Richards takes McCone and Amelia hostage, flying low to avoid being shot down. Killian calls him, revealing he knows Richards has no explosives, and offers him McCone's job. After learning that Sheila and Cathy have been dead for over 10 days, Richards accepts the offer. He then kills the flight crew and McCone, sustaining a mortal wound in the process. Richards forces Amelia to jump with a parachute, then uses his remaining strength to override the plane's autopilot and fly toward the Games headquarters.

The book ends with the plane crashing into the tower, resulting in the deaths of Richards and Killian, closing with the description: "The explosion was tremendous, lighting up the night like the wrath of God, and it rained fire twenty blocks away."

==Writer==
The Running Man is the last of four books written by King under the name Richard Bachman before the author's real identity was leaked to the media. These are Rage (1977), The Long Walk (1979), Roadwork (1981), and The Running Man. The four novels were reissued in one volume as The Bachman Books (1985).

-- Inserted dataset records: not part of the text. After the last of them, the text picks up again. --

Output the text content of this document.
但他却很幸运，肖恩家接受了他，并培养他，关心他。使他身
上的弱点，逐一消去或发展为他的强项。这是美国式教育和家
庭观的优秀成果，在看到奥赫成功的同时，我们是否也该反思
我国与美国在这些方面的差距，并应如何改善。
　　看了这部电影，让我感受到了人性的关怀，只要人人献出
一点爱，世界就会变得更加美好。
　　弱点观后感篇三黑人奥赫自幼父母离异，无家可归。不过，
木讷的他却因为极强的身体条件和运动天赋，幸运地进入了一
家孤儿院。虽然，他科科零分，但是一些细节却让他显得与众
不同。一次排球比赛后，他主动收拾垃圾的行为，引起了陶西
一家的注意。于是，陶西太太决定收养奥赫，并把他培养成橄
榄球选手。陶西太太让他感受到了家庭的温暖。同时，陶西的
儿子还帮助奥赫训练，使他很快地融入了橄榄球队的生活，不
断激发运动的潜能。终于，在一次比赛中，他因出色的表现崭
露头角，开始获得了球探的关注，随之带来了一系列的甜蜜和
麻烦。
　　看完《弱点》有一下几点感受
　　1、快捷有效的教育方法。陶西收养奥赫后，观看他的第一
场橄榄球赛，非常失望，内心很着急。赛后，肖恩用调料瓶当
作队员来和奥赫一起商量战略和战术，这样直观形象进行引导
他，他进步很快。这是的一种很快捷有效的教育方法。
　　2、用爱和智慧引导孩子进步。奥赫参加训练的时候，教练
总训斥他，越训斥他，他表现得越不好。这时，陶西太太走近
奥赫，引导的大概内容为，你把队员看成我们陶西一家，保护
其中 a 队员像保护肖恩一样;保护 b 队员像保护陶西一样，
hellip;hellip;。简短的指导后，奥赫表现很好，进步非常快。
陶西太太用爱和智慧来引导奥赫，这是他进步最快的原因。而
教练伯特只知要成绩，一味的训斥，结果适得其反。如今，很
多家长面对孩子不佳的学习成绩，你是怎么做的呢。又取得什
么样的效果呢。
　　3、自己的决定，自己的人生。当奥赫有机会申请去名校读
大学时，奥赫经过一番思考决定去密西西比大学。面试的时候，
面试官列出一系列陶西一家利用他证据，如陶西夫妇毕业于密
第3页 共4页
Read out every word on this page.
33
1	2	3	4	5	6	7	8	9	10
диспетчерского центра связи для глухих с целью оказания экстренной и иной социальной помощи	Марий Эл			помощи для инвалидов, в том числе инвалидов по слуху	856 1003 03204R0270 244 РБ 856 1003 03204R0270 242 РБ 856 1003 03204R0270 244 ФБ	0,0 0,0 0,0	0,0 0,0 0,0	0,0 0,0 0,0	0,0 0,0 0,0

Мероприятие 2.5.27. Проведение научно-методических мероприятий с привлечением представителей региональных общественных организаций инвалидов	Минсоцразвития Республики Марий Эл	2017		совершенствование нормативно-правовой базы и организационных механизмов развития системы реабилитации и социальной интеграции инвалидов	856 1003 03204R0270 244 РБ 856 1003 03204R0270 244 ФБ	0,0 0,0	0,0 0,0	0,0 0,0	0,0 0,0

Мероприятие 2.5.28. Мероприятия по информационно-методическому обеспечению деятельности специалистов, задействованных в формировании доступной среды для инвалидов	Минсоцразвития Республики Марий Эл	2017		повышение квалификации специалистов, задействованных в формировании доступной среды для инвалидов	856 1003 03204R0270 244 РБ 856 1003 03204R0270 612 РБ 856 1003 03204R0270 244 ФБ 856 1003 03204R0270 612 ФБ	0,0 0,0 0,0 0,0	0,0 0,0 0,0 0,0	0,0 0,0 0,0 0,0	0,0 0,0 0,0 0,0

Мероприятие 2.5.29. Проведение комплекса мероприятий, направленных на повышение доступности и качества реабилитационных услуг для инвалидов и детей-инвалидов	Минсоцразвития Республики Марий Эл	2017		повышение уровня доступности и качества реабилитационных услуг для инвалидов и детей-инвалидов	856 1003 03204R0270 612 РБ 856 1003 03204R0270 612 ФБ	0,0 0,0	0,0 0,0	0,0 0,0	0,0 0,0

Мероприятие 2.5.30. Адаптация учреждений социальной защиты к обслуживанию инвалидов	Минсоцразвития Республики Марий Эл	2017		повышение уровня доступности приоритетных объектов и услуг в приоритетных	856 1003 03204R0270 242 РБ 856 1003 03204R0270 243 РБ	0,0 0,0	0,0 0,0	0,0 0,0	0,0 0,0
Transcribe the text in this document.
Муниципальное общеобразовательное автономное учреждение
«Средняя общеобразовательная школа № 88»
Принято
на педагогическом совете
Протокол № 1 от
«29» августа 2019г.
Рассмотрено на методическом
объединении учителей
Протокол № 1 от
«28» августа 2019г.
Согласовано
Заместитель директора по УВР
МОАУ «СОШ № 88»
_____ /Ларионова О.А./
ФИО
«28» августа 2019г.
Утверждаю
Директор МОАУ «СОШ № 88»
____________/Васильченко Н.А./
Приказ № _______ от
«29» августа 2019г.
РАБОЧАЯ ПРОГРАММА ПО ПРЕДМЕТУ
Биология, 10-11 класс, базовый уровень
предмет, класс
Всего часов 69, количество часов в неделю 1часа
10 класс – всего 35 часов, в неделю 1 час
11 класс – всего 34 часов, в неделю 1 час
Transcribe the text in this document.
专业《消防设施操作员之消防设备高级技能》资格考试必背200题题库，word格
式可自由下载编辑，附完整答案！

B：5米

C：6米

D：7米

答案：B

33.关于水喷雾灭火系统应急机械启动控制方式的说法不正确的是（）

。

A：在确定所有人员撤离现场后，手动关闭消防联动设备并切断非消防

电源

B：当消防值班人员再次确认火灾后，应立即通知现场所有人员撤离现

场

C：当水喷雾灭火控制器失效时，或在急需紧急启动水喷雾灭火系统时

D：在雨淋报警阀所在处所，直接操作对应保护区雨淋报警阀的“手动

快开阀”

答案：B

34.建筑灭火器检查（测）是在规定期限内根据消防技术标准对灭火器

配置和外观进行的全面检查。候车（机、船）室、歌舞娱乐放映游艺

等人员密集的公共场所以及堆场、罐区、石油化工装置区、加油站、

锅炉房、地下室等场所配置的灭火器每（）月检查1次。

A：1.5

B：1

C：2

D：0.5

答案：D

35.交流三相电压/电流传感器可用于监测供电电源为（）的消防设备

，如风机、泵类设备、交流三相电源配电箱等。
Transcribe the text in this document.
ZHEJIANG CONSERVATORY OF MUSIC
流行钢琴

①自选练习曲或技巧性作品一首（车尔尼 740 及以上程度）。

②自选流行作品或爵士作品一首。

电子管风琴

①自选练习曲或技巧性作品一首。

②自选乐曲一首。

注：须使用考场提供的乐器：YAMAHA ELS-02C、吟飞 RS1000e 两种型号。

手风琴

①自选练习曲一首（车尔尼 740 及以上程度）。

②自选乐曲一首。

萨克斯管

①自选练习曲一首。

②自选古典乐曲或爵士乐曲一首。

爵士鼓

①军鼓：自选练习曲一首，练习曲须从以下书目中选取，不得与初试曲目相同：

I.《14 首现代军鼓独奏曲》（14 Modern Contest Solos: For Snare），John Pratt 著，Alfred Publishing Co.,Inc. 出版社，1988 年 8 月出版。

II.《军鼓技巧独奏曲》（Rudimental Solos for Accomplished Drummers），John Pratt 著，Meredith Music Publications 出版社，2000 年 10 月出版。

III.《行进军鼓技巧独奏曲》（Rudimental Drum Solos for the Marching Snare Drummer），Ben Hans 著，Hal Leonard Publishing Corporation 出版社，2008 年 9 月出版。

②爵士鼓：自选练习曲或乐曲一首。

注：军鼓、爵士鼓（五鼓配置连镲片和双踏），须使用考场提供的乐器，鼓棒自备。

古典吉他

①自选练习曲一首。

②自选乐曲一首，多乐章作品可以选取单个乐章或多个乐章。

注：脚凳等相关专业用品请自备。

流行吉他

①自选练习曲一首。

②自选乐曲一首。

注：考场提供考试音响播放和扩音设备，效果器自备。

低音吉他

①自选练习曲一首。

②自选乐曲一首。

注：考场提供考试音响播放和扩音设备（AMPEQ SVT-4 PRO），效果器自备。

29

King created "Richard Bachman" to be his long-term alias, not just a temporary writing identity, but shortly after the publication of the fifth Bachman novel, Thinner (1984), King was outed. Although Bachman is now known to be King, he used the pen name for two further novels: The Regulators (1996) and Blaze (2007). He also based The Dark Half, a horror novel published in 1989, on Bachman's outing.

==Writing==
King wrote the original draft of Running Man in February 1973. According to King's 2002 memoir On Writing: A Memoir of the Craft, he wrote The Running Man within a single week, compared to his normal 2,000-word or ten-page daily outputs. In "The Importance of Being Bachman", a new introduction to the 1996 edition of The Bachman Books, King describes The Running Man as "a book written by a young man who was angry, energetic, and infatuated with the art and the craft of writing". In the same introduction, King describes Ben Richards as "scrawny" and "pre-tubercular". He observes that Arnold Schwarzenegger, who played Ben Richards in the film adaptation of The Running Man, portrayed the character very differently than he wrote about him in the book, saying that Richards (in the book) was "as far away from the Arnold Schwarzenegger character in the movie as you can get".

==Film adaptations==
The novel was adapted into a film with the same title in 1987, five years after the book was released. The adaptation only retained the general idea of the violent show and a few character names. The film stars Arnold Schwarzenegger as Richards. The film was later made into a video game released on several home computer platforms.

A second adaptation of the novel, directed by Edgar Wright and starring Glen Powell, was released in 2025. This version hews much closer to the original story.